Disagreements between dynamic and postmortem morphology arise mainly from different imaging and selection of study population. The high frequency of severe and multivessel atherosclerotic stenosis in non cardiac patients and healthy subjects dying accidentally questions the direct cause-effect relationship between stenosis and ischemic heart disease; supports the view the dramatically enlarged collaterals always found in this condition may have an adequate compensatory role; and suggests the ineffectiveness of occlusion at the site of severe stenosis already bypassed by collaterals. The degree and number of severe stenoses in ischemic heart disease do not predict onset, course, complications, infarct size or death. On the other hand, the presence in this disease of three different types of morpho-functional myocardial damage indicate that different pathogenic mechanisms exist. Complications and death appear related more to metabolic disorders linked with adrenergic unbalance than to ischemia and subsequent expansion of primary infarct necrosis.
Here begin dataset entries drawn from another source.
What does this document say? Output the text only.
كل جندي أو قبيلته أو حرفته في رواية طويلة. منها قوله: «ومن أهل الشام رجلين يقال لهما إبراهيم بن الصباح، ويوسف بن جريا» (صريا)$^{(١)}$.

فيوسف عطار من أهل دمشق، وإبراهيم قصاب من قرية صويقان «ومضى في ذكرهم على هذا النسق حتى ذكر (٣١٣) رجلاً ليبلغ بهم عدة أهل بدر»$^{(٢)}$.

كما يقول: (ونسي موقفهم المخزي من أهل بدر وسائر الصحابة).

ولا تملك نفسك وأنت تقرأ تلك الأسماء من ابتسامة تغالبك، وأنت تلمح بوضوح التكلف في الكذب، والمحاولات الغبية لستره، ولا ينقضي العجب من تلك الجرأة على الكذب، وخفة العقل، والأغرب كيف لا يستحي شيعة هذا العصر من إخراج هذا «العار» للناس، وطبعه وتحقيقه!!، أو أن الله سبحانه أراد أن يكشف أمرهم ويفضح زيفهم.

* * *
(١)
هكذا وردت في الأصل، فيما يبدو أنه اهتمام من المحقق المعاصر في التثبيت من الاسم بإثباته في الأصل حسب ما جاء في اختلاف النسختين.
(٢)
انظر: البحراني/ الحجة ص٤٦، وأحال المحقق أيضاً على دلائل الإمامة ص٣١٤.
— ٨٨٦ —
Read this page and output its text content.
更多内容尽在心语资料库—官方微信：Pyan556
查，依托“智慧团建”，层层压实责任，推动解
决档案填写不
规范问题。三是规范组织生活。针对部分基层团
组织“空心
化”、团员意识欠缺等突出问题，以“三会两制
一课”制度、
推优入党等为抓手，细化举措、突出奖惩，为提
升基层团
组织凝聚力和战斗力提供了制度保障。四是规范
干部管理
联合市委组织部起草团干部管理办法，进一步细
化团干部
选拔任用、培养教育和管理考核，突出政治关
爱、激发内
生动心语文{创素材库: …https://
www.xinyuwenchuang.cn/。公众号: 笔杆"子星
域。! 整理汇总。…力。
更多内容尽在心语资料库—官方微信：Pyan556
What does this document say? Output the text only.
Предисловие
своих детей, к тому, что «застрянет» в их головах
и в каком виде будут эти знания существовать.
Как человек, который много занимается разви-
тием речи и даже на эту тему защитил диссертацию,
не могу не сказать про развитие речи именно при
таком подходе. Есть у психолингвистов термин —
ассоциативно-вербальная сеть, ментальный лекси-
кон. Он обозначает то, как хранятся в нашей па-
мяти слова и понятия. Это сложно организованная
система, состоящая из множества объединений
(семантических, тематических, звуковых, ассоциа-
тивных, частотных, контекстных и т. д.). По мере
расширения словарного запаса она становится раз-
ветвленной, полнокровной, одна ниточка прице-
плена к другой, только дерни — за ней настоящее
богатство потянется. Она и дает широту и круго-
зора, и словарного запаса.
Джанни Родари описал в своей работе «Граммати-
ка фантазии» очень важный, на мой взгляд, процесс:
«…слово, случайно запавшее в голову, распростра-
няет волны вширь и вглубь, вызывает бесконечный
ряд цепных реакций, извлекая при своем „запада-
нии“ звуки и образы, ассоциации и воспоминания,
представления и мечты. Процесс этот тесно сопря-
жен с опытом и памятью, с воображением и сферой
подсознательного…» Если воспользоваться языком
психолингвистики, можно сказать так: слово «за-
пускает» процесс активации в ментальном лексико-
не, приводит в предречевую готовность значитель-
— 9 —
Finally, postmortem findings show that lympho-plasmacellular inflammation of coronary atherosclerotic plaques is significantly more frequent (100% acute infarct, 88% chronic ischemia, 83% sudden coronary death, 64% healthy controls), severe and diffuse in all plaques in single patients compared to controls. Its preferential location around pericoronary nerves suggests the working hypothesis that it may be the cause of spasm and/or regional alterations of cardiac contractility with extravascular compression of the intramyocardial vasculature. These functional mechanisms could explain the cineangio imaging of coronary cut off rather than thrombus.